I think it's disingenuous at best to say "Unity is by far the most widely used shell on Ubuntu, despite the depressed-hipster "can't live with unity" meme." when it is the default shell for Ubuntu. Most people don't change defaults, even if they are bad. See: Internet Explorer.
I also think it displays a complete lack of understanding of FOSS to say, "Well, I feel the same way about this as I do about McCarthyism. The people who rant about proprietary software are basically insecure about their own beliefs, and it's that fear that makes them so nastily critical. If your way of seeing the world IS genuinely more productive, effective, efficient, insightful and usable, then you should be confident that you will win in the long term, and folk who dabble in a different way of working will come to realize that you're right eventually."

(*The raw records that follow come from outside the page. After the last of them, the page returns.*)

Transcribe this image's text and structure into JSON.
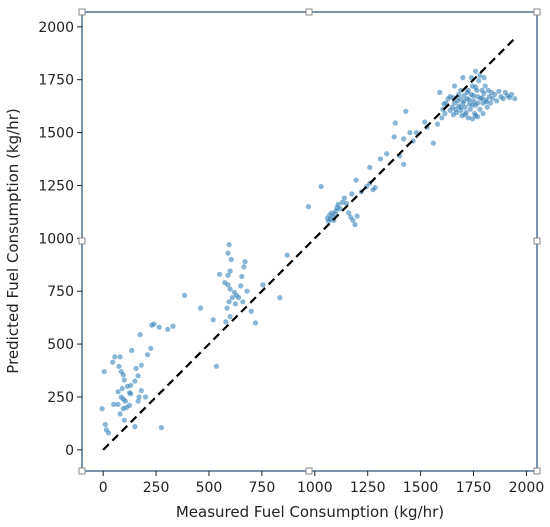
{
  "chart_data": {
    "type": "scatter",
    "title": "",
    "xlabel": "Measured Fuel Consumption (kg/hr)",
    "ylabel": "Predicted Fuel Consumption (kg/hr)",
    "xlim": [
      -100,
      2050
    ],
    "ylim": [
      -100,
      2070
    ],
    "xticks": [
      0,
      250,
      500,
      750,
      1000,
      1250,
      1500,
      1750,
      2000
    ],
    "yticks": [
      0,
      250,
      500,
      750,
      1000,
      1250,
      1500,
      1750,
      2000
    ],
    "xtick_labels": [
      "0",
      "250",
      "500",
      "750",
      "1000",
      "1250",
      "1500",
      "1750",
      "2000"
    ],
    "ytick_labels": [
      "0",
      "250",
      "500",
      "750",
      "1000",
      "1250",
      "1500",
      "1750",
      "2000"
    ],
    "grid": false,
    "legend": "none",
    "point_color": "#2878b5",
    "frame_color": "#1f4e79",
    "reference_line": {
      "style": "dashed",
      "color": "#000000",
      "points": [
        [
          0,
          0
        ],
        [
          1950,
          1950
        ]
      ]
    },
    "series": [
      {
        "points": [
          [
            -5,
            195
          ],
          [
            10,
            120
          ],
          [
            15,
            95
          ],
          [
            25,
            80
          ],
          [
            5,
            370
          ],
          [
            45,
            415
          ],
          [
            55,
            440
          ],
          [
            80,
            440
          ],
          [
            75,
            395
          ],
          [
            85,
            370
          ],
          [
            95,
            355
          ],
          [
            100,
            330
          ],
          [
            115,
            300
          ],
          [
            130,
            305
          ],
          [
            150,
            325
          ],
          [
            125,
            270
          ],
          [
            90,
            290
          ],
          [
            70,
            275
          ],
          [
            85,
            250
          ],
          [
            95,
            240
          ],
          [
            105,
            230
          ],
          [
            70,
            215
          ],
          [
            50,
            215
          ],
          [
            95,
            195
          ],
          [
            110,
            200
          ],
          [
            130,
            265
          ],
          [
            125,
            210
          ],
          [
            165,
            230
          ],
          [
            170,
            250
          ],
          [
            200,
            250
          ],
          [
            180,
            280
          ],
          [
            165,
            350
          ],
          [
            155,
            385
          ],
          [
            180,
            400
          ],
          [
            210,
            450
          ],
          [
            225,
            480
          ],
          [
            135,
            470
          ],
          [
            175,
            545
          ],
          [
            230,
            590
          ],
          [
            240,
            595
          ],
          [
            265,
            580
          ],
          [
            305,
            570
          ],
          [
            330,
            585
          ],
          [
            385,
            730
          ],
          [
            460,
            670
          ],
          [
            535,
            395
          ],
          [
            275,
            105
          ],
          [
            150,
            110
          ],
          [
            80,
            170
          ],
          [
            100,
            140
          ],
          [
            520,
            615
          ],
          [
            580,
            605
          ],
          [
            600,
            630
          ],
          [
            585,
            670
          ],
          [
            595,
            700
          ],
          [
            610,
            720
          ],
          [
            620,
            745
          ],
          [
            630,
            730
          ],
          [
            590,
            780
          ],
          [
            575,
            790
          ],
          [
            600,
            760
          ],
          [
            640,
            720
          ],
          [
            660,
            700
          ],
          [
            625,
            690
          ],
          [
            650,
            775
          ],
          [
            590,
            825
          ],
          [
            550,
            830
          ],
          [
            600,
            845
          ],
          [
            655,
            820
          ],
          [
            665,
            865
          ],
          [
            670,
            890
          ],
          [
            595,
            970
          ],
          [
            590,
            930
          ],
          [
            605,
            900
          ],
          [
            680,
            750
          ],
          [
            700,
            655
          ],
          [
            720,
            600
          ],
          [
            755,
            780
          ],
          [
            835,
            720
          ],
          [
            870,
            920
          ]
        ]
      },
      {
        "points": [
          [
            970,
            1150
          ],
          [
            1030,
            1245
          ],
          [
            1060,
            1095
          ],
          [
            1065,
            1080
          ],
          [
            1070,
            1110
          ],
          [
            1075,
            1090
          ],
          [
            1080,
            1120
          ],
          [
            1085,
            1100
          ],
          [
            1090,
            1085
          ],
          [
            1095,
            1115
          ],
          [
            1100,
            1130
          ],
          [
            1105,
            1145
          ],
          [
            1110,
            1160
          ],
          [
            1120,
            1140
          ],
          [
            1130,
            1170
          ],
          [
            1140,
            1190
          ],
          [
            1150,
            1165
          ],
          [
            1160,
            1120
          ],
          [
            1170,
            1100
          ],
          [
            1180,
            1085
          ],
          [
            1190,
            1065
          ],
          [
            1200,
            1105
          ],
          [
            1175,
            1210
          ],
          [
            1195,
            1275
          ],
          [
            1220,
            1220
          ],
          [
            1245,
            1245
          ],
          [
            1260,
            1260
          ],
          [
            1275,
            1230
          ],
          [
            1285,
            1240
          ],
          [
            1260,
            1335
          ],
          [
            1310,
            1375
          ],
          [
            1340,
            1400
          ],
          [
            1375,
            1480
          ],
          [
            1420,
            1470
          ],
          [
            1450,
            1500
          ],
          [
            1480,
            1500
          ],
          [
            1400,
            1390
          ],
          [
            1420,
            1350
          ],
          [
            1380,
            1545
          ],
          [
            1430,
            1600
          ],
          [
            1465,
            1460
          ],
          [
            1520,
            1550
          ],
          [
            1530,
            1525
          ],
          [
            1560,
            1450
          ],
          [
            1580,
            1540
          ],
          [
            1600,
            1570
          ],
          [
            1610,
            1635
          ],
          [
            1590,
            1690
          ]
        ]
      },
      {
        "points": [
          [
            1640,
            1605
          ],
          [
            1650,
            1620
          ],
          [
            1655,
            1585
          ],
          [
            1660,
            1640
          ],
          [
            1665,
            1610
          ],
          [
            1670,
            1595
          ],
          [
            1675,
            1650
          ],
          [
            1680,
            1625
          ],
          [
            1685,
            1660
          ],
          [
            1690,
            1605
          ],
          [
            1695,
            1580
          ],
          [
            1700,
            1640
          ],
          [
            1705,
            1675
          ],
          [
            1710,
            1620
          ],
          [
            1715,
            1595
          ],
          [
            1720,
            1660
          ],
          [
            1725,
            1700
          ],
          [
            1730,
            1635
          ],
          [
            1735,
            1610
          ],
          [
            1740,
            1680
          ],
          [
            1745,
            1720
          ],
          [
            1750,
            1650
          ],
          [
            1755,
            1590
          ],
          [
            1760,
            1630
          ],
          [
            1765,
            1700
          ],
          [
            1770,
            1670
          ],
          [
            1775,
            1745
          ],
          [
            1780,
            1610
          ],
          [
            1785,
            1660
          ],
          [
            1790,
            1700
          ],
          [
            1795,
            1640
          ],
          [
            1800,
            1685
          ],
          [
            1805,
            1720
          ],
          [
            1810,
            1655
          ],
          [
            1815,
            1620
          ],
          [
            1820,
            1700
          ],
          [
            1825,
            1670
          ],
          [
            1830,
            1640
          ],
          [
            1835,
            1690
          ],
          [
            1840,
            1660
          ],
          [
            1850,
            1680
          ],
          [
            1860,
            1650
          ],
          [
            1870,
            1695
          ],
          [
            1880,
            1670
          ],
          [
            1890,
            1660
          ],
          [
            1900,
            1690
          ],
          [
            1910,
            1675
          ],
          [
            1920,
            1665
          ],
          [
            1930,
            1680
          ],
          [
            1945,
            1660
          ],
          [
            1760,
            1790
          ],
          [
            1780,
            1770
          ],
          [
            1740,
            1760
          ],
          [
            1800,
            1760
          ],
          [
            1700,
            1760
          ],
          [
            1690,
            1700
          ],
          [
            1660,
            1720
          ],
          [
            1640,
            1670
          ],
          [
            1630,
            1660
          ],
          [
            1620,
            1640
          ],
          [
            1605,
            1610
          ],
          [
            1615,
            1590
          ],
          [
            1725,
            1570
          ],
          [
            1745,
            1565
          ],
          [
            1770,
            1575
          ],
          [
            1795,
            1590
          ],
          [
            1760,
            1580
          ],
          [
            1710,
            1585
          ],
          [
            1690,
            1620
          ],
          [
            1730,
            1655
          ],
          [
            1750,
            1675
          ],
          [
            1790,
            1665
          ],
          [
            1810,
            1645
          ],
          [
            1770,
            1640
          ],
          [
            1745,
            1630
          ],
          [
            1705,
            1650
          ],
          [
            1680,
            1680
          ],
          [
            1655,
            1665
          ],
          [
            1720,
            1690
          ],
          [
            1760,
            1715
          ]
        ]
      }
    ]
  }
}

Really, Mark? Here's where you're wrong: the ideology is one of control and user rights. If you're leading and you say, "this method is productive, effective, efficient, (insightful? What does it mean for a method of creating software to *itself* have insight?), and usable," but fails to recognize basic user rights, and your detractors say, "yes, but it fails to recognize basic user rights" then you're talking past them, and telling them their rights don't matter in the face of what..."progress?"
When you've got a method that puts users first, or at the very least doesn't bundle advertising spyware and beta-level UI as defaults, piggybacking on the success of what used to be the friendliest flavor of Linux, then talk about productive and efficient. Because until you're moving in the right direction, how fast and efficiently you're moving doesn't matter.